History of Halloween - Folklore & Science

Halloween, also known as All Hallows' Eve, can be traced back about 2,000 years to a pre-Christian Celtic festival held around November 1 called Samhain (pronounced "sah-ween"), which meant "summer's end" according to the Indo-European Etymological Dictionaries.

Since ancient records are sparse and sketchy, the exact nature of Samhain is not fully understood, but it was an annual meeting at the end of the harvest year, a time to gather resources for the winter and bring animals back from the meadows. The Celts believed that at this time of the year the souls of the dead were able to blend with the living because at Samhain the souls of those who had died during the year traveled into the otherworld.

Samhain is also believed to have been a time of communicating with the dead, according to Jack Santino, a Professor of Popular Culture at Bowling Green State University and a Director of the Bowling Green Center for Culture Studies.

The supernatural Samhain Celtic festival was pagan. It became the modern Halloween as an attempt to change Celtic practices and Christianize people. In 601 A.D. Pope Gregory the First issued the famous order to use native people customs and beliefs and consecrate it to Christ keeping the original schedule of worships.
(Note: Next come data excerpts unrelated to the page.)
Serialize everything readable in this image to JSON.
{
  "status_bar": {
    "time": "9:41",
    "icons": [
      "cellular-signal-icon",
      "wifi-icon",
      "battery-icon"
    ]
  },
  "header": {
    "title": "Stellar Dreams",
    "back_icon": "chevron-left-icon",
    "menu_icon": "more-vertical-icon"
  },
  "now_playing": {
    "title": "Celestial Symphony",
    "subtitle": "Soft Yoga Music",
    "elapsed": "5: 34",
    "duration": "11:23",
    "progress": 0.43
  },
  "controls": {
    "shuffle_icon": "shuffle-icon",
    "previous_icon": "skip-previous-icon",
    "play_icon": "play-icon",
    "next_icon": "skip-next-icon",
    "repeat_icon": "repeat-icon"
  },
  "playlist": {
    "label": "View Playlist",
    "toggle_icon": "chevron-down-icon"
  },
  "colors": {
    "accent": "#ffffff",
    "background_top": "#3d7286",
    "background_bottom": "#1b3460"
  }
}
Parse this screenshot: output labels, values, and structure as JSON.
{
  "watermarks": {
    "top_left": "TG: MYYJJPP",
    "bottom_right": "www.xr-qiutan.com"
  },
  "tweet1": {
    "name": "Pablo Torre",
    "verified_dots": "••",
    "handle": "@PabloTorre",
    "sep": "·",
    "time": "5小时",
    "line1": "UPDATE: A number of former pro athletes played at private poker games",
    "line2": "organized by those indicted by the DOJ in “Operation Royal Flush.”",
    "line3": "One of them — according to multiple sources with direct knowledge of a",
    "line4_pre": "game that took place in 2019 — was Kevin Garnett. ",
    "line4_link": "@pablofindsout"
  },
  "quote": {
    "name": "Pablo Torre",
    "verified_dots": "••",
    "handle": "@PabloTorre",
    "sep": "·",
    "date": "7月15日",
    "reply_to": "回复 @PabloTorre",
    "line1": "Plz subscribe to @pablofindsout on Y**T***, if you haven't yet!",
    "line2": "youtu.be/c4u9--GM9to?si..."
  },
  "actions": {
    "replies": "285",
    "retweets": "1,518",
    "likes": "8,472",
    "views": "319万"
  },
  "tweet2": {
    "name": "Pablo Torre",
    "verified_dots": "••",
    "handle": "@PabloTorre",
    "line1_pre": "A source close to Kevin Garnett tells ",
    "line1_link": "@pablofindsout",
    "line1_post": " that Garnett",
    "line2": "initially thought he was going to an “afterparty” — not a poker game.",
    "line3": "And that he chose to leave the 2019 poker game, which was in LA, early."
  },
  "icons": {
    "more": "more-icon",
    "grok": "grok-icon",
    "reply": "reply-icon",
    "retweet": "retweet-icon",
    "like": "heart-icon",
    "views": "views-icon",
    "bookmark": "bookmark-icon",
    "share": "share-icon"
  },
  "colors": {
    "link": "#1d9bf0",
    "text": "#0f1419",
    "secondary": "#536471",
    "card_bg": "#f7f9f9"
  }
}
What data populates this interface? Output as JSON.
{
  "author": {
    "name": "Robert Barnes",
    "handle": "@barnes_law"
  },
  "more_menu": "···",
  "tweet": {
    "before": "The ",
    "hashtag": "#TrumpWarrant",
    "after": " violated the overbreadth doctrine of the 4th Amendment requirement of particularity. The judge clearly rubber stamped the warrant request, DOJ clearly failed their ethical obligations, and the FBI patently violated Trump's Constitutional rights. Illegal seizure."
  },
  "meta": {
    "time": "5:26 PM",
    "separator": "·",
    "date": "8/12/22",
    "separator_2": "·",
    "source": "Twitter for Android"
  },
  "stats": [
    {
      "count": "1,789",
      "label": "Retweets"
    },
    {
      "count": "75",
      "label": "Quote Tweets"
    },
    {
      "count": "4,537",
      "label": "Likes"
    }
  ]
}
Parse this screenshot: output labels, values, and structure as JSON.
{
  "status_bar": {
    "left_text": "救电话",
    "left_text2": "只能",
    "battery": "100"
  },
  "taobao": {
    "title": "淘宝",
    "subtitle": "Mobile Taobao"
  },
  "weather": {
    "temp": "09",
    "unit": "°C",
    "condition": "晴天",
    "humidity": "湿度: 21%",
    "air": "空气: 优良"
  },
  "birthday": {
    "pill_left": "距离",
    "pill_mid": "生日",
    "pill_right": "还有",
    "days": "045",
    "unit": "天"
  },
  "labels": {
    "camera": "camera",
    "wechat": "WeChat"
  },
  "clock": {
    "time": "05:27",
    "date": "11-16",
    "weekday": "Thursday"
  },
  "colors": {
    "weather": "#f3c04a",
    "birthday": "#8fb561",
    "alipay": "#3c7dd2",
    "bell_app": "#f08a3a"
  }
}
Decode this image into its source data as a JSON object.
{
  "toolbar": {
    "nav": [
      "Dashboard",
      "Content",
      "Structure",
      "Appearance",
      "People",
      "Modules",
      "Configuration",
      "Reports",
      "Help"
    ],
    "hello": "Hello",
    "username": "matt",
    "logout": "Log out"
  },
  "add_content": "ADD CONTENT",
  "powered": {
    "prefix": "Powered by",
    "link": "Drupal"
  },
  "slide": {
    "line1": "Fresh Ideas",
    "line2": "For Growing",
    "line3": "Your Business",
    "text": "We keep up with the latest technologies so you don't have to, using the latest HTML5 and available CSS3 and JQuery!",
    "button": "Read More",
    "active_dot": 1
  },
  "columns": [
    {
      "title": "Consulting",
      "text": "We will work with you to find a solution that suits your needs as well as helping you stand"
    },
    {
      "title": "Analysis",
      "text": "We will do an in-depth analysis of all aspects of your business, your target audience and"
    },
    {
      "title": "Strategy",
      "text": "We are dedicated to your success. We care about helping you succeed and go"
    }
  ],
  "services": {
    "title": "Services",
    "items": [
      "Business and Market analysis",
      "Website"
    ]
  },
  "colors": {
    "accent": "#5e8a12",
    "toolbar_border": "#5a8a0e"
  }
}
This brilliant basic approach was a continuous success. Samhain became Halloween. The Yuletide, mid-winter celebration, became our Christmas. Likewise, St. John's Day was set on Litha, the summer solstice. The Celtic underworld became identified with the Christian Hell.

Halloween presents a safe way to play with the concept of death. People dress up as the living dead, demons and witches, and fake gravestones adorn front lawns — activities that aren't tolerated at other times of the year.

But according to Nicholas Rogers, a history professor at York University in Toronto, "there is no hard evidence that Samhain was explicitly devoted to the dead or ancestor worship.

"According to the ancient legends, Samhain was the time when tribal peoples paid tribute to their conquerors and when the sidh might reveal the magnificent palaces of the gods of the underworld," wrote Rogers. Samhain was less about evil or death than about the changing of seasons and getting ready for the rebirth of nature as summer turned to winter.

Though a direct link between Halloween and Samhain has never been proven, many scholars believe that because All Saints' Day (All Hallows' Mass, celebrated on November 1) and Samhain, are so close together on the calendar that they affected each other and later combined into the celebration now called Halloween.